This is not about Grading

Musicvid wrote on 2/10/2019, 7:20 PM

It is about multilayer Compositing, as differentiated from simple grading.

It is a continuation of this thread, which was quite predictably derailed by a drive-by saboteur.

Basis and Structure

To test the narrow conclusions proposed in the following statement, which originated at SCS long ago, I limited my inquiry to compositing (not grading per se), and followed the conditions exactly as stated without attempting to qualify, influence, or embellish the outcomes. For that reason, I have banned myself from any further comment or participation in the discussion. Contribute what you will, even conjecture..As always, well-framed peer tests are welcome.

When using 8-bit input/output, the 32-bit floating point (video levels) setting can prevent banding from compositing that contains fades, feathered edges, or gradients.

Testing Setup

  • Background Image -- 8 bit RGB 444 1080p
  • Composite layer (generated) -- 16 bit RGBA 444 Gradient 480p
  • Compositing pixel formats -- 8 bit, Gamma 2.2, and 32 bit float (16 bit realized), Video Levels, Gamma 2,2.
  • Output -- 8 bit RGB 444 Uncompressed

Procedure:

  • The 640x480 16 bit RGBA generated composite was place above the 1920x1080 8 bit background in an 8 bit project and output, at Source Alpha. Gradient track opacity was reduced to 20%, further exposing an area of 0 density (full transparency) in the upper right corner. This was done to meet the criteria, "fades, feathered edges, or gradients."
  • Output was 8 bit RGB 444, meeting the criteria, "When using 8-bit input/output, ..." The 16 bit generated composite was chosen due to indigent native banding in the 8 bit generated version.
  • The two captured frames were superimposed on the timeline, and the Difference compositing mode was chosen, eliminating the need for hierarchical placement of the two tracks.

  • A separate enhanced-contrast frame capture was made at 12,800% dynamic range factor (128:1) by setting the Input range to [0, 0.004] (0-2 RGB) This effectively isolates vestigial noise in the bottom 0.4%% of the output. I'll throw up the PSNR later, which is designed to measure just that

Musicvid wrote on 6/7/2018, 8:01 PM

My big deal about the scientific method is excluding the Pygmalion Effect completely (5 up), not in designing tests that appear to support my conjectures.

That all said, your test ignores the collateral impact of Vegas' dirty pattern dither, because you did not follow through and render an 8 bit lossless file from your float project. I did that too, and found it completely negated any theoretical effects of doing what you hope to accomplish. That's the conservative version.

Here's the real world version:

My only lingering question is the one I first raised in relation to my first round of tests on banding vs. dithering collateral, ca. 2012 (?):

"Is the minimal reduction in banding (diagonal lines) in the composite gradient worth the effects of bit-level pattern dither noise resulting from downsampling in Vegas? Is the difference worth the added noise, time, preview slowdown, and risk of introducing incongruities into the mix, as were reported? "

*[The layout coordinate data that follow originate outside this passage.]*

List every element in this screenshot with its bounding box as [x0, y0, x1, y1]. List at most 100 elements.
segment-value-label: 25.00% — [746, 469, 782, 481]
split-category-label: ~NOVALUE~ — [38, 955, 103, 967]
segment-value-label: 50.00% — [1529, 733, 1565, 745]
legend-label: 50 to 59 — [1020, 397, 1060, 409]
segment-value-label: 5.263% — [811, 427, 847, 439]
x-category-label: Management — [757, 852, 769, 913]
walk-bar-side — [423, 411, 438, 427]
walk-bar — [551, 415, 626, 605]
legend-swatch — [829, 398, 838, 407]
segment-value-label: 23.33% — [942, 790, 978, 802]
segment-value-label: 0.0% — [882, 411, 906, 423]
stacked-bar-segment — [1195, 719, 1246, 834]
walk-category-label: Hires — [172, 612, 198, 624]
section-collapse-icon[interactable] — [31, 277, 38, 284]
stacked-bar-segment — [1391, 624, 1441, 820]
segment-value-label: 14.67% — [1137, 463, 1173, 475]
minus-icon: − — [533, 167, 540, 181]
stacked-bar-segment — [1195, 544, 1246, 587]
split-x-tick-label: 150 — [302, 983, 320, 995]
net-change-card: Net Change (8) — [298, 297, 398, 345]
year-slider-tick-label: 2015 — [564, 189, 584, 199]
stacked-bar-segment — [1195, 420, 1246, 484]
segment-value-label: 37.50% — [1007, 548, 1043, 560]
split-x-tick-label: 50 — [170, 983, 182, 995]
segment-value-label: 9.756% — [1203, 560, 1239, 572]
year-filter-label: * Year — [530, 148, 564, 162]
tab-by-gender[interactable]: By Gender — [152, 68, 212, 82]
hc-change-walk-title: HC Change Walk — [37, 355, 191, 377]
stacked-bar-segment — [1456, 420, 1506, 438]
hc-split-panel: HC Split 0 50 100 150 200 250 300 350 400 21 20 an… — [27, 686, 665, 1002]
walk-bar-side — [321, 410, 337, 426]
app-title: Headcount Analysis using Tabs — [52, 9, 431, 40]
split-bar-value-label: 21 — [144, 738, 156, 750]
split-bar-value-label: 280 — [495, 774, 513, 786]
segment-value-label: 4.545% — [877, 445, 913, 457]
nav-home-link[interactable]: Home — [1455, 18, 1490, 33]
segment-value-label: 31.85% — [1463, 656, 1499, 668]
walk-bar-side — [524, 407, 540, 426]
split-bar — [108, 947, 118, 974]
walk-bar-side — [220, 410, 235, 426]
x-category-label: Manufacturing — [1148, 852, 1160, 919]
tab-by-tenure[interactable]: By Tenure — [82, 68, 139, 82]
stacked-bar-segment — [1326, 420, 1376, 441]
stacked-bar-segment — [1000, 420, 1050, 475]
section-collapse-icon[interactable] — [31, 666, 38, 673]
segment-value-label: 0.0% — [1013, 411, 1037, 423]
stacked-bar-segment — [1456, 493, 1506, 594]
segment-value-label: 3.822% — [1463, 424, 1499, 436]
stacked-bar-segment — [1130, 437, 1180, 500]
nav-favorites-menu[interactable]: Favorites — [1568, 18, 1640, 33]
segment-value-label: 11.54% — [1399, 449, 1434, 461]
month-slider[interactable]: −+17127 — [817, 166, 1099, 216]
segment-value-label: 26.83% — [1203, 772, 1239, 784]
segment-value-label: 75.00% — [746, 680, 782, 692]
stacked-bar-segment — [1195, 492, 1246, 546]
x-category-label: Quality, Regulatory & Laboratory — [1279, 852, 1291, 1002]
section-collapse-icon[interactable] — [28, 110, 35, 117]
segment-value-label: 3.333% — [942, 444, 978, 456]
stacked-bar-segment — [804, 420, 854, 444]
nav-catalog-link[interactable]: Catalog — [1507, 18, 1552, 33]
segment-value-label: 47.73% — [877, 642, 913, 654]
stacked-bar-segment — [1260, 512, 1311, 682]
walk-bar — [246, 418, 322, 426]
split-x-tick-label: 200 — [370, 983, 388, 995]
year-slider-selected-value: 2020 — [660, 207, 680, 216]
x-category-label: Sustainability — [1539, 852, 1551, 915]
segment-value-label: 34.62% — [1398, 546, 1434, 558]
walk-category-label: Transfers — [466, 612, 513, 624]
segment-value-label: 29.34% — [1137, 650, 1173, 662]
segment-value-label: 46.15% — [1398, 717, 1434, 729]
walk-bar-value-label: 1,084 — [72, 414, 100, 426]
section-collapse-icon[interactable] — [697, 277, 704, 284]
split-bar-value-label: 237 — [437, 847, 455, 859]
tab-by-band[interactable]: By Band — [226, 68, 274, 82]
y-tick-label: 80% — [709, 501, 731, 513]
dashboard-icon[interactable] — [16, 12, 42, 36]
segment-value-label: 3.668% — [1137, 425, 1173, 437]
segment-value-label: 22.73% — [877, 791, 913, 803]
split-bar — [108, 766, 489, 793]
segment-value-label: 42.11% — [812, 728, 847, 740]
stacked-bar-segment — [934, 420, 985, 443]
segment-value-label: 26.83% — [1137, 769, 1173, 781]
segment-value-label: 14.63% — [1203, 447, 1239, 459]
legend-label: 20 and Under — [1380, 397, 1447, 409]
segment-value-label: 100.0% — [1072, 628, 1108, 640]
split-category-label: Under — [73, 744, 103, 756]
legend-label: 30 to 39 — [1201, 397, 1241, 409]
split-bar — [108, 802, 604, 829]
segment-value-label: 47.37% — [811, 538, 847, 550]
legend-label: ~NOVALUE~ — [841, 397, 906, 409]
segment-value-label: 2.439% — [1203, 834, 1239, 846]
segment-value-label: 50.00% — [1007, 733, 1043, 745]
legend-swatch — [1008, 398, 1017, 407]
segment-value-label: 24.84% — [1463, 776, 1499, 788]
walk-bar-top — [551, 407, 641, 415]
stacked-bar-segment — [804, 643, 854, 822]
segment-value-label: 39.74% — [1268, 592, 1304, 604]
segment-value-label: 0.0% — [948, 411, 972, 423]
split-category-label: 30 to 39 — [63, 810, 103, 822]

I won't attempt to answer that out of healthy concern of retaliation on a public forum, but anyone choosing to try needs to remain conscious that the image directly above represents a 12,800% expansion of the bottom 0.4% of values.

That's a good place for me to leave off, and I don't plan on responding to PM questions either, except with a handful of established contacts (you know who your are). Have a ball, as I intended, and Sayonara!

;?)

 

Comments

Musicvid wrote on 2/14/2019, 9:19 AM

 

If we isolate the project dither noise in Vegas' timeline, we find it occupies the bottom 0-8 RGB, or 3.2% of the RGB range. If I switch to and from 32-bit float video levels 2.2, the appearance of the dither noise in the scopes and preview is no different. No difference either if I employ an 8- or 16-bit gradient as my compositing layer.

That's a lot of detail to cover up if you're already shooting at murky levels, and composite grading, whether or not one renders in 8- or 10-bit format.

Lacking total debunking of my test methods (and I will not rule it out), I would like to elevate this to a feature request to employ a different dither method that introduces less noise in the bottom 3.2% of post-graded levels.

After I've slept on this one more time, I intend to send Nick a zipped VP14 project with assets, for independent verification of my data.